After the jury went home the judge went over some of the outstanding matters that had to be considered before the case concludes. She went over her jury instructions with counsel and a few other matters. Then she brought up the issue that she postponed during the cross-examination of Fitzpatrick by Kelly, the entry into evidence of certain documents, including the photograph of Fitzpatrick standing at the grave site across from Florian Hall in Dorchester where the three bodies were unearthed.
To get a sense of this madness, you have to understand that the discussion of the matter of the photographs admissibility went on for over ten minutes. Put that in perspective of what this trial is about.
Whitey is supposed to be the top most wanted person by FBI; the leader of a Boston mob; personally involved in 19 murders, some vicious extortions, gaming, drugs, money laundering, machine guns, and some other serious stuff. The prosecutors walk away from those issues to spend time arguing over whether a photograph is admissible to show that Fitzpatrick who testified about none of the things in the previous sentence is misrepresenting that he was at the burial site at the time the bodies were dug up or discovered. The defendant opposes it. The judge is going back and forth on it.
It shows how a trial can spin out of control. First, the one photograph won’t affect the jury’s belief in Fitzpatrick’s credibility one way or the other. It is the totality of his testimony that will be determinative of that. Second, Fitzpatrick’s testimony only related to the operations of the FBI. That is the issue over whether Whitey was an informant which also has nothing to do with the charges.

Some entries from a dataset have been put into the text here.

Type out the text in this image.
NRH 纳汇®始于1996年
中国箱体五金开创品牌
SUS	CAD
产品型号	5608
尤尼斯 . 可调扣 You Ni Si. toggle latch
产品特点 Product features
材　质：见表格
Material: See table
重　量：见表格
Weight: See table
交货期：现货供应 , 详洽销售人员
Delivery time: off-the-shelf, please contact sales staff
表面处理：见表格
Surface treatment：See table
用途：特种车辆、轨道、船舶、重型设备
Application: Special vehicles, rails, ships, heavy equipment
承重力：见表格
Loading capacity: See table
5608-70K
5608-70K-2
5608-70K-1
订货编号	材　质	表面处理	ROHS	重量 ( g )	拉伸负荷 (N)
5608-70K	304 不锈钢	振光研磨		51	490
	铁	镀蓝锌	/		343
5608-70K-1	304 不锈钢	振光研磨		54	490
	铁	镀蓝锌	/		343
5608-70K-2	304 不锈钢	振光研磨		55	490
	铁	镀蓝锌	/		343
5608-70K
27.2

The prosecution, with the defendant’s happy helpful insistence, put the issue of informant into the case. We have now slipped into the realm of deciding whether people who knew about the informant issue are testifying truthfully. There are 19 elephants known as murders walking though the courtroom which for the most part have been ignored because Wyshak and Whitey want to duel over the informant issue.
I received a telephone call from a person who is very interested in this case. She told me she had been reading the courtroom tweeks and that Fitzgerald got taken apart in cross-examination by Kelly. I told her I didn’t think he laid a glove on him.
I went and looked at the tweets. I can’t believe we are watching the same trial. I could see why she believed that. All they report are Kelly’s questions. Hardly do you see any of Fitzpatrick’s answers.
Anyone who is a regular to this blog knows I’m no fan of Fitzpatrick. I didn’t like his book and had expressed that feeling. I was anxiously waiting for his cross-examination. I expected, as my friend said he read in the tweets, that he’d be moidered.
Kelly went right after him with stinging questions but they bounced off him. He battered them away as easily as a fly swatter eliminates a fly. Kelly would say you can’t be telling us that you did X because I have these reports saying Charlie Smith did them; Fitzpatrick would say, “like hell I can’t. I was there. I know what happens. What the reports say that contradict what I’m saying are mistaken or wrong. I was there. I know what happened.”
Here’s my problem. I don’t want to believe Fitzpatrick but the more he was cross-examined the more I began to do just that. When you expect someone to go down easily and he doesn’t, but rather than that surprises you with his resilience, pluck and spark, you begin to think differently of the guy. I’m not much of judging a person by his bodily movements but Fitzpatrick was leaning forward, hands clasps with the attitude “bring it on. Is that the best you got?”
Damn he put on a good show. The only way he faltered, I thought, was when confronted with an imaginary conversation he put in his book between Whitey and John McIntyre. Kelly got him good on that. Fitzpatrick tried to weasel out it by putting it on his co-author, reminiscent of both Martorano and Weeks.
I’m curious whether those authors who made up their own conversation and put them in quotes felt a twinge of embarrassing knowing they too had done what Fitzpatrick did. I’m sure Fitzpatrick or his coauthor was just following what had become de rigueur in all these books about Whitey, making up conversations as if somehow they had a recording of what was said.
Kelly has a lot of good ammunition to use against Fitzpatrick. So far what he has tried to do has misfired. He’s got to be a little more subtle. He can’t push him into a trap, he has to lay the trap and have him walk into it. It may be too late for him to do that but if he’s going to make headway against him he’s going to have to do more that showing there was a photograph in Fitzpatrick’s book that may have been misleading.
Kelly asked Fitzpatrick if one of the reasons he put that photograph in his book was to help sell his books. Fitzpatrick answered “yes.”
I read one tweek saying “the cross-examination was withering.” It was only that if you didn’t pay attention to the answers. If you listened to Fitzpatrick, you’d see there’s a long way to go to reach that point.